Artist and rapper DarcyOwla is someone with a clear sense of original identity and purpose in modern music. The EP Destruction is uniquely distinct, both in its atmospheric, industrial production, and the varied flow and vulnerability of the voice. It’s a hazy mix, with cinematic nuance subtly adding dynamic throughout, and the lo-fi set-up and trap-variant rhythms all meet well with these often piercingly dark lyrical reflections.
Darkness is the opener, an intriguing introduction to Destruction and indeed to the DarcyOwla voice in both lyric and tone. It’s almost like a grunge-hip-hop crossover, a softly dissonant vocal mix, echoes of ideas and fragments of optimism woven into the otherwise intense Darkness and despair of the writing.
After this, a modest guitar lays down more of a hopeful, melodic vibe, with a touch more clarity to the mix, before we enter a suddenly chaotic fusion of seemingly arbitrary but artistic keys and distorted guitar hits. Chaos is crucial here, but it’s rhythmic, purposeful, and the DarcyOwla voice is unmistakable now. The genre has evolved to something like post-punk, avant-garde alternative, and the track October of 8th feels, in many ways, like a theatrical performative explosion of emotion, memory, and regret.

We proceed then into the deeply introspective and scornful Run Over Bitch. There’s an adlib quality to the style, almost as if DarcyOwla is standing at the keyboard, playing these notes and sounds in unison with the rhythmic outpouring of voice and lyrics.
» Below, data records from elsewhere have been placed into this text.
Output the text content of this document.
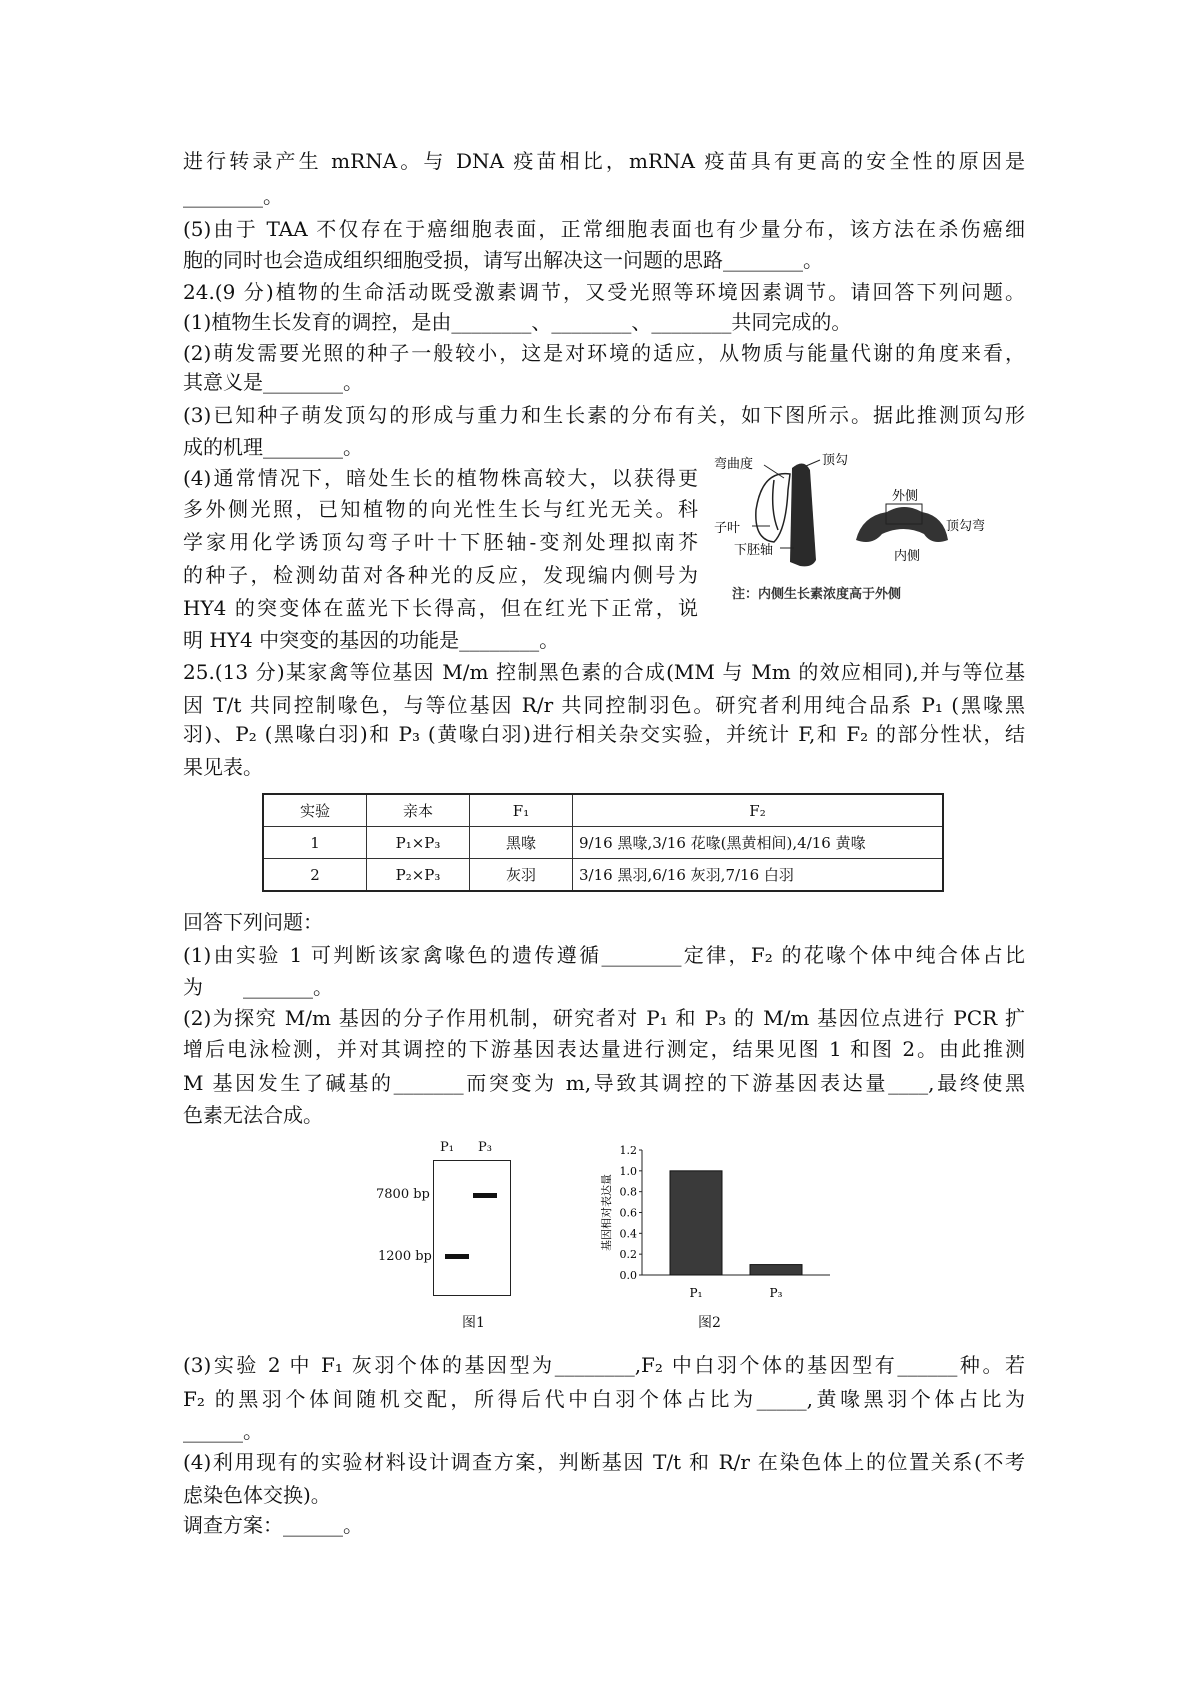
进行转录产生 mRNA。与 DNA 疫苗相比，mRNA 疫苗具有更高的安全性的原因是
________。
(5)由于 TAA 不仅存在于癌细胞表面，正常细胞表面也有少量分布，该方法在杀伤癌细
胞的同时也会造成组织细胞受损，请写出解决这一问题的思路________。
24.(9 分)植物的生命活动既受激素调节，又受光照等环境因素调节。请回答下列问题。
(1)植物生长发育的调控，是由________、________、________共同完成的。
(2)萌发需要光照的种子一般较小，这是对环境的适应，从物质与能量代谢的角度来看，
其意义是________。
(3)已知种子萌发顶勾的形成与重力和生长素的分布有关，如下图所示。据此推测顶勾形
成的机理________。
(4)通常情况下，暗处生长的植物株高较大，以获得更
多外侧光照，已知植物的向光性生长与红光无关。科
学家用化学诱顶勾弯子叶十下胚轴-变剂处理拟南芥
的种子，检测幼苗对各种光的反应，发现编内侧号为
HY4 的突变体在蓝光下长得高，但在红光下正常，说
明 HY4 中突变的基因的功能是________。
25.(13 分)某家禽等位基因 M/m 控制黑色素的合成(MM 与 Mm 的效应相同),并与等位基
因 T/t 共同控制喙色，与等位基因 R/r 共同控制羽色。研究者利用纯合品系 P₁ (黑喙黑
羽)、P₂ (黑喙白羽)和 P₃ (黄喙白羽)进行相关杂交实验，并统计 F,和 F₂ 的部分性状，结
果见表。
回答下列问题：
(1)由实验 1 可判断该家禽喙色的遗传遵循________定律，F₂ 的花喙个体中纯合体占比
为　　_______。
(2)为探究 M/m 基因的分子作用机制，研究者对 P₁ 和 P₃ 的 M/m 基因位点进行 PCR 扩
增后电泳检测，并对其调控的下游基因表达量进行测定，结果见图 1 和图 2。由此推测
M 基因发生了碱基的_______而突变为 m,导致其调控的下游基因表达量____,最终使黑
色素无法合成。
(3)实验 2 中 F₁ 灰羽个体的基因型为________,F₂ 中白羽个体的基因型有______种。若
F₂ 的黑羽个体间随机交配，所得后代中白羽个体占比为_____,黄喙黑羽个体占比为
______。
(4)利用现有的实验材料设计调查方案，判断基因 T/t 和 R/r 在染色体上的位置关系(不考
虑染色体交换)。
调查方案：______。
弯曲度	顶勾
子叶
下胚轴
外侧
内侧
顶勾弯
注：内侧生长素浓度高于外侧
实验	亲本	F₁	F₂
1	P₁×P₃	黑喙	9/16 黑喙,3/16 花喙(黑黄相间),4/16 黄喙
2	P₂×P₃	灰羽	3/16 黑羽,6/16 灰羽,7/16 白羽
P₁ P₃
7800 bp
1200 bp
图1
0.0
0.2
0.4
0.6
0.8
1.0
1.2
P₁	P₃
基因相对表达量
图2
It’s freestyle, perhaps the audio version of surrealist art – open to interpretation, but also, a direct recording or imprint of a sincere moment of self-reflection and soulful conviction.
DarcyOwla’s style is minimalist, on the whole – heavy and delicate intermittently, but always spacious, always with the feeling of being a solo artist project. The EP’s closing track Nuclear exemplifies these qualities, a fuzzy burst of effects and notes, lashings of space and industrial darkness, and a vocal both fragmented and impassioned; desperate and devoted to the rising anticipation and intensity of the composition. The title Nuclear feels perfectly in tune with the growing devastation and fear of the music, and the lyrics and vocal longing build further upon that artistic core.
Undoubtedly a creative driving a sincere and fearless route through modern music. DarcyOwla encapsulates the role of the artist – to create stories, images, to present feelings in a new way, and to make you feel something equally unorthodox and fascinating in the process.